NEW YORK -- As a season-ticket holder, Darrell Buono spent 13 years rooting for the New York Mets in blue, loge-level seats at Shea Stadium. So he bought them.
The seats cost $869 for a pair and will have a place of honor in Buono's basement in New Hyde Park when they are shipped, sometime after the last game is played at Shea this fall and the Mets begin dismantling the stadium.
"My wife kind of gave me a strange look when I told her I was doing it," Buono admitted. "But she was OK with it."
The Mets and the Yankees each are finishing final seasons in their current stadiums and will open 2009 in new ballparks. Before they move in to their new homes, memorabilia buffs expect them to strip down the ballparks and auction off anything that will sell.
The Yankees say there will be a sale but haven't released the details yet, and so far the Mets have only put seats on the market. But some think that everything from lockers to strips of sod may go on the market by the time the teams begin taking down the stadiums.
New York City will reap the bulk of the profits, because it owns the ballparks.
"This is a cash grab," said Richard Aurigemma, a collector who owns more than 100 seats from different stadiums and also sells ballpark seats through a Web site. "They'll sell anything and everything."
The $869 price tag for Mets seats is a reference to the two years the team won the World Series, 1986 and 1969. Yankees seats will no doubt be pricier, said Aurigemma, who suggested $1,923 a pair to celebrate the year Yankee Stadium opened.
Other teams have held memorabilia sales in recent years as they have moved into new parks. Tiger Stadium seats in Detroit sold for $279 a pair last year. St. Louis Cardinals fans spent nearly $1 million in 2005 to buy pieces of Busch Stadium after it closed, including the locker used by star slugger Albert Pujols (about $20,000) and a clubhouse urinal that fetched more than $2,000.
The Mets put 16,000 pairs of seats up for sale on the team's Web site Aug. 25 after a pre-sale for season-ticket holders.
The team will ship the seats eight to 12 weeks after the final game at Shea, which the Mets hope will be in the World Series. Then the stadium will be taken down piece by piece. City regulations would not permit Shea or Yankee Stadium to be imploded.
The Mets' field-level orange seats and loge-level blue seats sold out quickly. Red and green seats from the mezzanine and upper levels were still available Thursday.
A pair of sold-out blue seats was being offered on eBay with a "Buy It Now" price of $2,499.99.
Under the deal between the city and the Mets, the city gets 70 percent of the profits from Shea Stadium, with the team donating its 30 percent to charity. The Yankees and the city are negotiating over how to divide profits from the House that Ruth Built.

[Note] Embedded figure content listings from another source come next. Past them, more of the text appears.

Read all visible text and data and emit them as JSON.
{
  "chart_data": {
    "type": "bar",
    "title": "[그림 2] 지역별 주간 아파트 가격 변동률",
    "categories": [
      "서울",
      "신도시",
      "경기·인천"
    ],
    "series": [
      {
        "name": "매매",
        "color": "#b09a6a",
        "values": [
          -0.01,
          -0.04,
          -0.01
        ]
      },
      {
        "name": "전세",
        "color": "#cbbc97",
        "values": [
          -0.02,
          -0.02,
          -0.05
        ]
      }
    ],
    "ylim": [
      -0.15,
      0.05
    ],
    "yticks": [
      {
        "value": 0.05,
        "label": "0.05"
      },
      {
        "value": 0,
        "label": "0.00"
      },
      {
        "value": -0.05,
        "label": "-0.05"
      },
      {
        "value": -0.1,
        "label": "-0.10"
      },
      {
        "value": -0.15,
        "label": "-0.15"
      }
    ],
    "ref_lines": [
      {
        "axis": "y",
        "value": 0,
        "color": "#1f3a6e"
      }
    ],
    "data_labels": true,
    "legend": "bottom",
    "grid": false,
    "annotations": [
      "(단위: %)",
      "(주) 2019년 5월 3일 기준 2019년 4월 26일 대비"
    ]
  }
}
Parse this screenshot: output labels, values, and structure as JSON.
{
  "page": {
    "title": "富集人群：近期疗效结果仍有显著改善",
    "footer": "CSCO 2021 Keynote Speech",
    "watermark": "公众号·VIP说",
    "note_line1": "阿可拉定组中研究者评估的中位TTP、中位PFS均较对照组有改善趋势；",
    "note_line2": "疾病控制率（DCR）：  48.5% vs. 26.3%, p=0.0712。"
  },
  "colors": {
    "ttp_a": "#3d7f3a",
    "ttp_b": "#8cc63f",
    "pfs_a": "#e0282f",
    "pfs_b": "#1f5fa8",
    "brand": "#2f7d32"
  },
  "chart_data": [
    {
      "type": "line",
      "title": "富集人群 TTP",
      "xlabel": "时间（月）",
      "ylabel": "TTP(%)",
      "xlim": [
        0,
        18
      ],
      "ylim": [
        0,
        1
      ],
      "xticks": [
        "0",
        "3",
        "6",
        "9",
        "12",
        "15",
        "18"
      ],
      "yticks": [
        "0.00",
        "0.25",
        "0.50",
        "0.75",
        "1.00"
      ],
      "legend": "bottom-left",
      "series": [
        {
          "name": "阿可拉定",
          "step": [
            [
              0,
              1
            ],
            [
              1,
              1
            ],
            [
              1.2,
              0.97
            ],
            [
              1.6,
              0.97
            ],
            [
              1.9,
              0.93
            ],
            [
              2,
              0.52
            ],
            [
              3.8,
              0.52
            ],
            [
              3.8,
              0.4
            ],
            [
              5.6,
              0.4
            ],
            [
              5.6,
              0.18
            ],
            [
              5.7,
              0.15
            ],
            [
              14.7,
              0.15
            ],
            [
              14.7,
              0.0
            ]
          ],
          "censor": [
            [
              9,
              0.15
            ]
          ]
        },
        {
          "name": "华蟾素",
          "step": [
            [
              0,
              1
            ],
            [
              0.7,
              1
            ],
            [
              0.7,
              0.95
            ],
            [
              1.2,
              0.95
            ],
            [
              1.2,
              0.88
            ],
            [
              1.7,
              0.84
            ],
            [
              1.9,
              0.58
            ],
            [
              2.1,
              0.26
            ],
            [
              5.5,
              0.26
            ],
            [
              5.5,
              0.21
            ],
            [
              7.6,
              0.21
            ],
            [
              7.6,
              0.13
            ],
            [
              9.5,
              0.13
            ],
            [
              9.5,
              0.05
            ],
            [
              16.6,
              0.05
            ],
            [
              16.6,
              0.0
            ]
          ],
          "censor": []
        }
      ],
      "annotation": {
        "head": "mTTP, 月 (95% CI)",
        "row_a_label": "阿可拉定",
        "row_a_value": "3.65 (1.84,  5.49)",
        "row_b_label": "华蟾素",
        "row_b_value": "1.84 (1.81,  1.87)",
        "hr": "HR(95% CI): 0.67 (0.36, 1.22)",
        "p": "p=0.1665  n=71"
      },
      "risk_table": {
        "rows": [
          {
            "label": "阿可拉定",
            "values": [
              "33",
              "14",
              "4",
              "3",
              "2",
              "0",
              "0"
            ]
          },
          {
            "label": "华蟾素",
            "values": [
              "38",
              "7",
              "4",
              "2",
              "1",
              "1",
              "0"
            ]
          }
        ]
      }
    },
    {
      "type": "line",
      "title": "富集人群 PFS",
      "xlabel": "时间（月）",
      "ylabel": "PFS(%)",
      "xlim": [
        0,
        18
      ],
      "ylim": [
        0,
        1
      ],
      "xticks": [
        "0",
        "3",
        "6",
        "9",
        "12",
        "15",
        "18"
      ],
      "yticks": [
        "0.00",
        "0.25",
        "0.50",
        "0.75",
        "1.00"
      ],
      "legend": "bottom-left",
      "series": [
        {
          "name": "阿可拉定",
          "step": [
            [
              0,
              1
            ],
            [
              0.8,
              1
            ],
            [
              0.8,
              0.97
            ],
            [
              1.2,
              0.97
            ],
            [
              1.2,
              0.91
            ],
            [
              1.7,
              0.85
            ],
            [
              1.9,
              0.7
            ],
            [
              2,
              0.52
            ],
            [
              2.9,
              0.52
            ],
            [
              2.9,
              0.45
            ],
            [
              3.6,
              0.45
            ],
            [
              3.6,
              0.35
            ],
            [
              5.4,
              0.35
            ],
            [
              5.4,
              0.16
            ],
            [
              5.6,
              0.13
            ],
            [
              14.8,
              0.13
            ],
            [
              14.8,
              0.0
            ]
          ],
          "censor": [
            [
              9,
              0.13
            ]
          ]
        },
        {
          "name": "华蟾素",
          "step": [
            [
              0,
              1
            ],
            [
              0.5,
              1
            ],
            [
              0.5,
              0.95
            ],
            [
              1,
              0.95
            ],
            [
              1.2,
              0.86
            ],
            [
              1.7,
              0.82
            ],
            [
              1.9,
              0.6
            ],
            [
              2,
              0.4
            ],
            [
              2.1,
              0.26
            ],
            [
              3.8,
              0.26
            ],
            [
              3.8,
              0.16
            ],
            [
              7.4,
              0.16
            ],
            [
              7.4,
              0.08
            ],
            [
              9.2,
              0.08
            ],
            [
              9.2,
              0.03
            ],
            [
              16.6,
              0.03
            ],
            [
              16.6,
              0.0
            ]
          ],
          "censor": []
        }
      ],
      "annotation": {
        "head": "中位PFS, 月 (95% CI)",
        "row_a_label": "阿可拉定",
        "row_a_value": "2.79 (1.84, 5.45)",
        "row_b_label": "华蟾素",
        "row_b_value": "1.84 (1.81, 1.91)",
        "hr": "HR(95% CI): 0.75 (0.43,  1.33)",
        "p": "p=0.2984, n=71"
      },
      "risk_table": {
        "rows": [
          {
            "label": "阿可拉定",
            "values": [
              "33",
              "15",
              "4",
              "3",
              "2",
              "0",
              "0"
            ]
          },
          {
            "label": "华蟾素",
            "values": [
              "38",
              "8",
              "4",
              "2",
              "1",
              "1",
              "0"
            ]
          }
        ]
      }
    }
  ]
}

Jason Fry, a freelance writer from Brooklyn, said he surprised himself by buying green mezzanine seats on the Mets' Web site.
"I'm more than ready for Citi Field," Fry said. "But when I started to think about it, I thought back to all these extraordinary games I saw at Shea ... and I suddenly found myself wanting to have a tangible memory from the Shea Stadium era."
Buono said he, too, is ready for Citi Field, which is being built on Shea's former parking lot and will feature a Jackie Robinson Rotunda to honor the man who integrated Major League Baseball as a Brooklyn Dodger.
"Shea has been our home but it's time for an upgrade," he said. "And I'll have a little bit of Shea Stadium in my basement."